While there, Sor María said that she had spoken to the Natives and urged them to visit the Spanish missions to ask that a priest return with them to their pueblos and villages. 

By 1626, reports back to Spain relayed stories of Jumano Indians arriving at missions because a "Lady in Blue" had told them, to go there and speak to the padres. Over eleven years she reportedly made more than 500 visits, sometimes three or four in one day. (Had she been male, she could have been a “frequent friar.”)


 The evidence for these appearances, comes from the writings and reports of the colonial Franciscan missionaries. Among them was Fray Alonso de Benavide, who was assigned to New Mexico specifically to investigate these stories. 

He later spoke to Sor Maria at her convent in Spain and reported, “She told me many particularities of that land that even I had forgotten...[and] described the features and individual traits of the missionaries and various Indians, with details that only a person who had been in New Spain could know.”

However, Nancy Parrott Hickerson, in her book, “The Jumanos,” gives a skeptic's account of the miracle story – suggesting the Natives may have been manipulating the Spanish into providing them protection from other tribes. But both believers and doubters all seem to agree that the Indians did in fact show up uninvited at the missions wanting to talk to the priests.

As to the Native American perspective, historians Donald Chipman and Harriett Joseph found this piece of Jumano tribal lore that speaks to the origin of Texas Bluebonnet Flowers.  “When [the Lady in Blue] last appeared, she blessed us and slowly went away into the hills.

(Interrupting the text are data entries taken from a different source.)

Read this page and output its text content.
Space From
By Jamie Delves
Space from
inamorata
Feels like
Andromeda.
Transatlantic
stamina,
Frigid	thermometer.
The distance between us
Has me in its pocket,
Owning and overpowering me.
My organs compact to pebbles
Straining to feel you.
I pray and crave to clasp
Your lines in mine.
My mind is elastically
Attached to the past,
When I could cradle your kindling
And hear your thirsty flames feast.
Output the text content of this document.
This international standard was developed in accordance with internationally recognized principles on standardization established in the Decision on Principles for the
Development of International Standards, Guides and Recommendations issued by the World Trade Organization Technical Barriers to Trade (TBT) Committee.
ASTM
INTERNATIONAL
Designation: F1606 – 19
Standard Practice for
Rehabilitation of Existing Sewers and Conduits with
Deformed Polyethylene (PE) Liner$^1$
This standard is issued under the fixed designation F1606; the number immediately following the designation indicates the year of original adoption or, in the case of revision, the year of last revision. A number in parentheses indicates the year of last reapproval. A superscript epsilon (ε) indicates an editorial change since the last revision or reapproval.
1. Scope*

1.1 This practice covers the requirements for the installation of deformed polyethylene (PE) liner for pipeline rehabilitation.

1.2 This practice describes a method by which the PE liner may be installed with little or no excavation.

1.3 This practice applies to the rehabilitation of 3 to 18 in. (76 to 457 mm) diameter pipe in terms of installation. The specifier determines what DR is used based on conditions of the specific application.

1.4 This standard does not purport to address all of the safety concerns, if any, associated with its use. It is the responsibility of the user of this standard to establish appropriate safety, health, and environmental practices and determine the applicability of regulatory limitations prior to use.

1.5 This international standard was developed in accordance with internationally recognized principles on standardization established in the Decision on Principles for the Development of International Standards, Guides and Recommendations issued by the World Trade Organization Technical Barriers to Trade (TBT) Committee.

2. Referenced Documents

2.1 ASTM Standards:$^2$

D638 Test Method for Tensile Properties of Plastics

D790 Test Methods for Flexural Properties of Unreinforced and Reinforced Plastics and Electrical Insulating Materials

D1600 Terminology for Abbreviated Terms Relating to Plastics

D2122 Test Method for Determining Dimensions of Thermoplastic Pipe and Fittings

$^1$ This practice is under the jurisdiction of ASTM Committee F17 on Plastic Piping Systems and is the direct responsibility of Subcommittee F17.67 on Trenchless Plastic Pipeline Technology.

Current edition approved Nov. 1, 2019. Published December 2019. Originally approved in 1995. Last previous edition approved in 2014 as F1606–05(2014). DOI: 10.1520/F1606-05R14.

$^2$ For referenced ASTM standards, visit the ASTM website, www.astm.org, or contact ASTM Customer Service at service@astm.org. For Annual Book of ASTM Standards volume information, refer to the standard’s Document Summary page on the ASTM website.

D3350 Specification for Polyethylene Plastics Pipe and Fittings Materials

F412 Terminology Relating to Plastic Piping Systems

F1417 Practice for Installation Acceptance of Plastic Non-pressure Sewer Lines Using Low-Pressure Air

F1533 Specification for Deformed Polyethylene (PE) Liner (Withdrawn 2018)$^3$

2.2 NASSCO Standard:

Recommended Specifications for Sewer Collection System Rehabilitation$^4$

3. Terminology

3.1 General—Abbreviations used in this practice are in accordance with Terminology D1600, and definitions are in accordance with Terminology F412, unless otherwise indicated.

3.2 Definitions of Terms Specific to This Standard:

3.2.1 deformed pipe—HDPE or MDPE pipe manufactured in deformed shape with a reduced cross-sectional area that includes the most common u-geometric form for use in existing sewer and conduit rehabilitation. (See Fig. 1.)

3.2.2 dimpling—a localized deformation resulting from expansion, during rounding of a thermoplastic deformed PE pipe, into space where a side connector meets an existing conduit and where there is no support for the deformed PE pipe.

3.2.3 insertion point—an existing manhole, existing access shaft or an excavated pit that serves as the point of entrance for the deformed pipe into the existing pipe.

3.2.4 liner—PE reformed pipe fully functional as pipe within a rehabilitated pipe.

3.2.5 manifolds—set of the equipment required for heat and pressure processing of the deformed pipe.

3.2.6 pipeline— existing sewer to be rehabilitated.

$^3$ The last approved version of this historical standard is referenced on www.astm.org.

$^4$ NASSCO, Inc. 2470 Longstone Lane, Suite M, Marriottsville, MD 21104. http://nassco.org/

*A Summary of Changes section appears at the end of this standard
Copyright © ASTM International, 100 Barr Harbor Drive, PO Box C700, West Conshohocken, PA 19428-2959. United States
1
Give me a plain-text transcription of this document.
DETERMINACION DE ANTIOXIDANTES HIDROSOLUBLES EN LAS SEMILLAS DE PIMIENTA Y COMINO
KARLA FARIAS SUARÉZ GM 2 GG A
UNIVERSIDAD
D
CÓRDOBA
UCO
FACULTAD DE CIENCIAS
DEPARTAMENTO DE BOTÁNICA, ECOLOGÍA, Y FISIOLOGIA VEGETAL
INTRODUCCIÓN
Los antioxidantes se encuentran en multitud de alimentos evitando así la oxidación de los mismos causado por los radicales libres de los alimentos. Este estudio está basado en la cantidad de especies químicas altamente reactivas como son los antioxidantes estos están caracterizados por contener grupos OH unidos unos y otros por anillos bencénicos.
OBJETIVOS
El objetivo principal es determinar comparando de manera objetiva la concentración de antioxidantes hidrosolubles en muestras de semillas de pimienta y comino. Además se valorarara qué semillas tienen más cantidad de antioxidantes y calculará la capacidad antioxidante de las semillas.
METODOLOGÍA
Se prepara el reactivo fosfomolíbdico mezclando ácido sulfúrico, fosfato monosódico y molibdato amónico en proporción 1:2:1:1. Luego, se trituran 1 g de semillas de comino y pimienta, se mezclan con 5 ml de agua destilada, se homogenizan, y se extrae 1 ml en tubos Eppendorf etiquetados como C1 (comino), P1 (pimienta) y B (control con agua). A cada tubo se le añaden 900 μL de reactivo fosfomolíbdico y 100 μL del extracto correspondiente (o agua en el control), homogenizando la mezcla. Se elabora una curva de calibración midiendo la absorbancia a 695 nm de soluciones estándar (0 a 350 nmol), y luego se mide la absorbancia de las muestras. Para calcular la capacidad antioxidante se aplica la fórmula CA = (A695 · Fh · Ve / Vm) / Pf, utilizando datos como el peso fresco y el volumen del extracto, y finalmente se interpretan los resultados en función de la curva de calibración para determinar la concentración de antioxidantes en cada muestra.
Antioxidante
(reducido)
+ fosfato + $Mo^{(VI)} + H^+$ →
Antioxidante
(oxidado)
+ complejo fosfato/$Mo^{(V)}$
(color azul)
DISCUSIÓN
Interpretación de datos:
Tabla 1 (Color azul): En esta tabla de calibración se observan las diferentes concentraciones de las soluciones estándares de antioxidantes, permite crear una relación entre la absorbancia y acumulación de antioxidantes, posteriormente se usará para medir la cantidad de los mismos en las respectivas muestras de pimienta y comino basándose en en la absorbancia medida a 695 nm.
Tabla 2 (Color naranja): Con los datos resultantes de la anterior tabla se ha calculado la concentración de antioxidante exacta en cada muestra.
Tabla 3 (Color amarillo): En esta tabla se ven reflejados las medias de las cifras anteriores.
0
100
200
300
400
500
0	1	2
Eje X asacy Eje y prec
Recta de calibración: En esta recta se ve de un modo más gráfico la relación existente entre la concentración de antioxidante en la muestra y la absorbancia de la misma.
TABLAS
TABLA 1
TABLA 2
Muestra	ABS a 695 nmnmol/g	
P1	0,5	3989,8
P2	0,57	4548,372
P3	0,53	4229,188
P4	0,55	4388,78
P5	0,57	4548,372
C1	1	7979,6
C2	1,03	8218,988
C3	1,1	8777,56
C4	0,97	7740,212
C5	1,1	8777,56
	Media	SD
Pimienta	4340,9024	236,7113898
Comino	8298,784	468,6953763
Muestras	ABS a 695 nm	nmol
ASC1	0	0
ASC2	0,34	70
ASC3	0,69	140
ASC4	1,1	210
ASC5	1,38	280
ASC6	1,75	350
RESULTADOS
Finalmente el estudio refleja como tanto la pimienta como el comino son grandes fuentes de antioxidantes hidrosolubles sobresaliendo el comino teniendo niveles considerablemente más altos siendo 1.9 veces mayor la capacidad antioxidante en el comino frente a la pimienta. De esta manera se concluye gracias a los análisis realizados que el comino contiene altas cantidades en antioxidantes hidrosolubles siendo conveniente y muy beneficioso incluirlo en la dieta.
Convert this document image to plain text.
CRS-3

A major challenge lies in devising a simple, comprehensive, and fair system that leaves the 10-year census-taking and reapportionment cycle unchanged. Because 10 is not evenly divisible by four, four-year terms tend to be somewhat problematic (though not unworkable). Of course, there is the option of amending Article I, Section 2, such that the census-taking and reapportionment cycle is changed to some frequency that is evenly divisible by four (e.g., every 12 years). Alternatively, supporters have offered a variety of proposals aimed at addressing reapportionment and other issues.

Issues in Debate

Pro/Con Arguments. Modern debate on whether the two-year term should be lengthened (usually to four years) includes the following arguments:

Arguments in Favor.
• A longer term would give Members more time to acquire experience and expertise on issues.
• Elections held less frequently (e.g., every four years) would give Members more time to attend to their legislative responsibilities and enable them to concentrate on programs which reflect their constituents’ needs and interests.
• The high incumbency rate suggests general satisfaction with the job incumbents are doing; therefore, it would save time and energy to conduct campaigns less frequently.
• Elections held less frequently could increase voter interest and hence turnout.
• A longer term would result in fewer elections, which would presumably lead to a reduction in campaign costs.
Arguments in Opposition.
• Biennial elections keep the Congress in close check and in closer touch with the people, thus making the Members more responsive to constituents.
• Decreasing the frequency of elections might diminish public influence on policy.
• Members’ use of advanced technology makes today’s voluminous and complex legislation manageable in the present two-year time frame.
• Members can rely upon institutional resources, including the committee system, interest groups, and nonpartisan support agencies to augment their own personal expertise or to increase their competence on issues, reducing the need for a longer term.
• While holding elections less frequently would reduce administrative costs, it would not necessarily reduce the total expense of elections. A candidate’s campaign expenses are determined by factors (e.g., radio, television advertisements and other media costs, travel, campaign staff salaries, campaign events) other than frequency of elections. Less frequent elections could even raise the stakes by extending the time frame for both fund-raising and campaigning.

The next morning the area was covered with a blanket of strange flowers that were a deep blue.”

María de Ágreda was also a theological writer. Her best known work,“Mystical City of God,” relates her revelations about the earthly and heavenly life, as dictated to her (she said) by the Blessed Virgin Mary. 

Not surprisingly, Señora María's fame eventually drew the attention of the Spanish Inquisition, which believed that such mystics ("alumbrados") challenged ecclesiastical authority and priestly functions. The nun argued that she did the work of the Church during her spiritual journeys – and never had to stand trial,

During the last twenty-two years of her life, Sor María was an active correspondent with (perhaps advisor to) the Spanish king, Philip IV.  She died at the convent in Ágreda on May 24, 1665. Less than ten years after her death, she was declared “Venerable” by Pope Clement X, for her "heroic life of virtue." The process of beatification (sainthood) was opened in 1673, but is not yet completed.

Sor María's casket was opened in 1909 and a cursory scientific examination was performed on the body. Eighty years later, a Spanish physician named Andreas Medina participated in another inspection of her remains. "When we compared the state of the body, as it was described in the medical report from 1909, with how it appeared in 1989, we realized it had absolutely not deteriorated at all in the last eighty years.” 

(Incorruptibility is a Roman Catholic and Eastern Orthodox belief that divine intervention allows some human bodies to avoid the normal process of decomposition after death as a sign of their holiness. Those lobbying for her canonization, see this is as further evidence of her sanctity.)  
 Her remains are on display in a glass-lidded coffin in the convent where she served as abbess until her death. 

Other than the occasional folk art or fine art painting, and the connection to Texas bluebonnets, neither Conquistadora nor the Blue Nun have found their way into popular culture to anywhere near the extent that Nuestra Señora de Guadalupe has.

That eponymous German Liebfraumilch wine promoted in the 1970s in radio advertisements featuring the comedy team of Stiller and Meara – and imbibed by many of us back then – does not count.